Le Canada et le Québec devant l’ONU : des organisations dénoncent l’impact des mesures d’austérité sur les droits sociaux

DSCF0970Montréal, le 17 février 2016 – Amnistie internationale (AI), le Front d’action populaire en réaménagement urbain (FRAPRU) et la Ligue des droits et libertés (LDL) ont mis en garde le Comité des droits économiques, sociaux et culturels de l’ONU contre la manière dont le Canada et le Québec s’acquittent de leurs responsabilités à l’égard de ces droits. Cet avertissement a été rendu public avant que le Canada ne se présente devant le comité d’experts, à Genève, les 24 et 25 février, afin de défendre son sixième Rapport périodique relativement au Pacte international relatif aux droits économiques, sociaux et culturels.

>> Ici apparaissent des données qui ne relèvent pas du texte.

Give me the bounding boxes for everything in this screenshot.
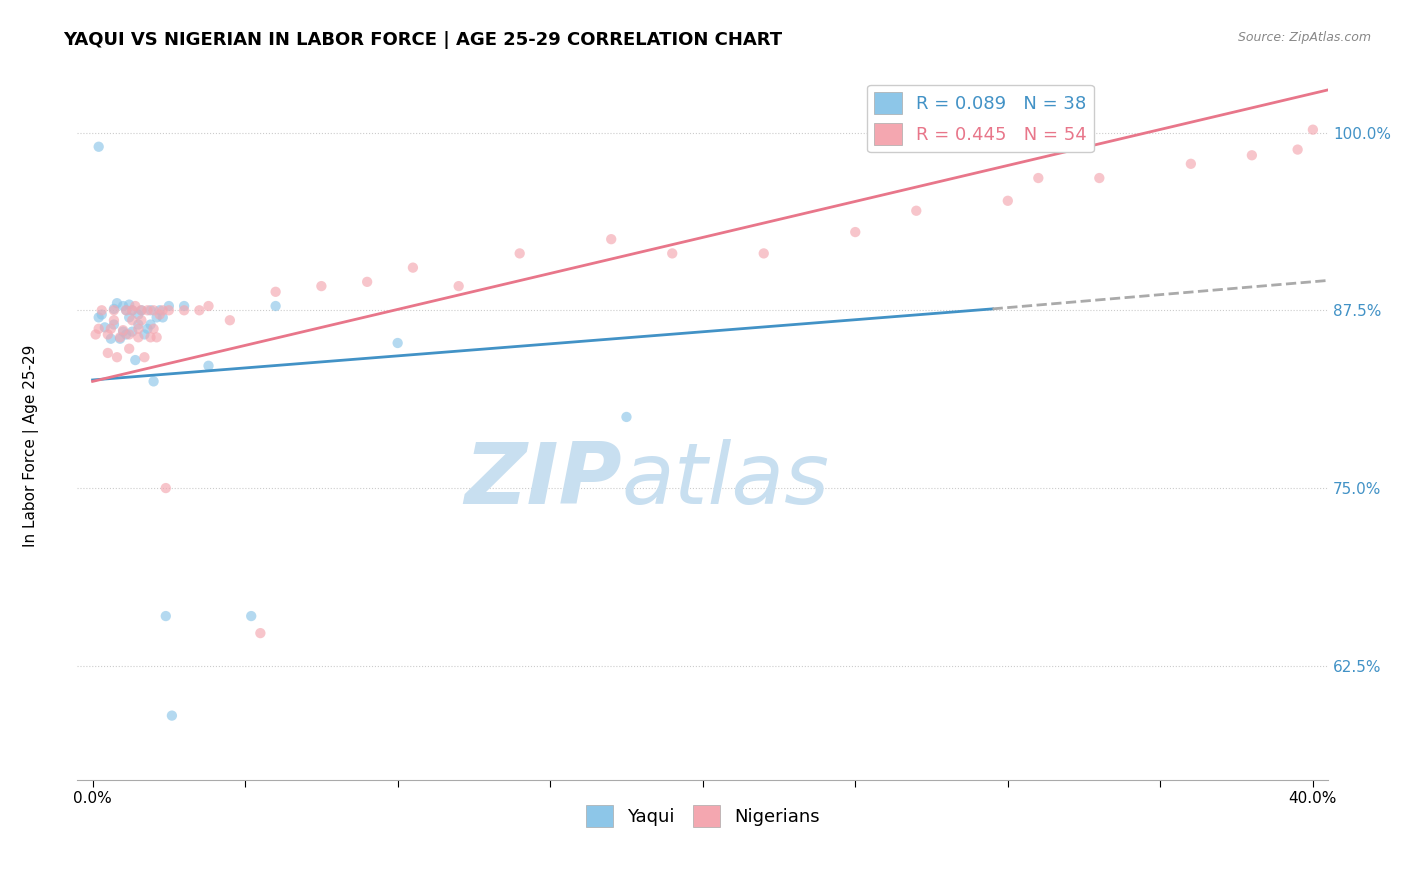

Les trois organisations font partie de la trentaine d’organismes canadiens qui ont fait parvenir des mémoires au comité. Elles seront représentées à Genève pour porter leurs préoccupations et recommandations et prendre note des réponses que le Canada et le Québec fourniront au comité.

Des droits bafoués

AI, le FRAPRU et la LDL s’inquiètent notamment des conséquences que les politiques d’austérité du gouvernement du Québec imposent à des droits comme ceux à l’éducation, à la santé et à un niveau de vie suffisant. Béatrice Vaugrante, directrice générale d’Amnistie internationale Canada francophone, considère que « les coupes dans les dépenses publiques peuvent affecter de manière disproportionnée les groupes les plus désavantagés et les plus marginalisés de la société québécoise. Elle ajoute que « Québec a l’obligation d’analyser l’impact des mesures d’austérité sur les discriminations envers les groupes vulnérables et de s’assurer que l’effet cumulatif de ces mesures ne conduise pas à une régression de l’accès aux droits sociaux ».

L’attention du comité de l’ONU devrait aussi porter sur deux projets de loi présentement à l’étude au Québec. Le projet de loi 70 rend obligatoire la participation des primo-demandeurs à l’aide sociale au Programme objectif emploi, sous peine de réduction drastique de leur prestation. Christian Nadeau, président de la Ligue des droits et libertés, estime que « le projet de loi 70 porte atteinte au droit à la sécurité sociale, à un niveau de vie suffisant et au travail librement choisi ou accepté ».

Quant au projet de loi 56 sur le lobbyisme, Christian Nadeau affirme qu’il « imposerait aux organisations de la société civile québécoise des entraves majeures à la participation des citoyens et des citoyennes à la vie démocratique et à leur capacité de défendre et faire valoir leurs droits économiques, sociaux et culturels »

AI, le FRAPRU et la LDL rappellent que lors de la dernière comparution du Canada et des provinces en 2006, le Comité des droits économiques, sociaux et culturels avait constaté que « les Canadiens ont un niveau de vie élevé et le pays a les moyens de leur assurer dans une large mesure la jouissance de tous les droits ». Le comité onusien avait aussi émis toute une série de recommandations qui sont, pour la grande majorité, restées lettre morte.

François Saillant, coordonnateur du FRAPRU, s’en offusque: « Le comité de l’ONU avait entre autres recommandé que les prestations d’aide sociale permettent de garantir la réalisation du droit à un niveau de vie suffisant. Or, en 2016, au Québec, elles n’atteignent que 623 $ par mois, ce qui est inférieur au coût moyen d’un logement d’une chambre à coucher qui est de 638 $ ! De plus, alors que le comité avait recommandé que les problèmes de logement et d’itinérance soient traités comme des urgences nationales, le Canada s’en est largement lavé les mains ». Il rappelle que le gouvernement fédéral ne consacre que 253 millions $ par année à l’échelle du Canada à l’aide aux ménages mal-logés et qu’il continue de laisser les subventions à long terme versées à des dizaines de milliers de logements sociaux prendre fin à chaque année, ce qui en compromet l’accessibilité financière pour les ménages les plus vulnérables.

Des espoirs

Amnistie internationale, le FRAPRU et la Ligue des droits et libertés espèrent que les recommandations dans le rapport que le Comité des droits économiques, sociaux et culturels publiera au début du mois de mars seront enfin entendues par le nouveau gouvernement fédéral, et surtout le Québec qui a des responsabilités à tenir. D’ailleurs en cette année qui marque les 40 ans de la Charte des droits et libertés du Québec, il serait opportun de donner enfin le plein accès à la justiciabilité des droits économiques et sociaux. Sans recours juridique, l’ajout pourtant innovateur de ces droits dans la Charte, n’a que peu de valeur. Les trois organisations demandent au gouvernement du Québec de proposer de changer l’article de la Charte qui restreint ces droits.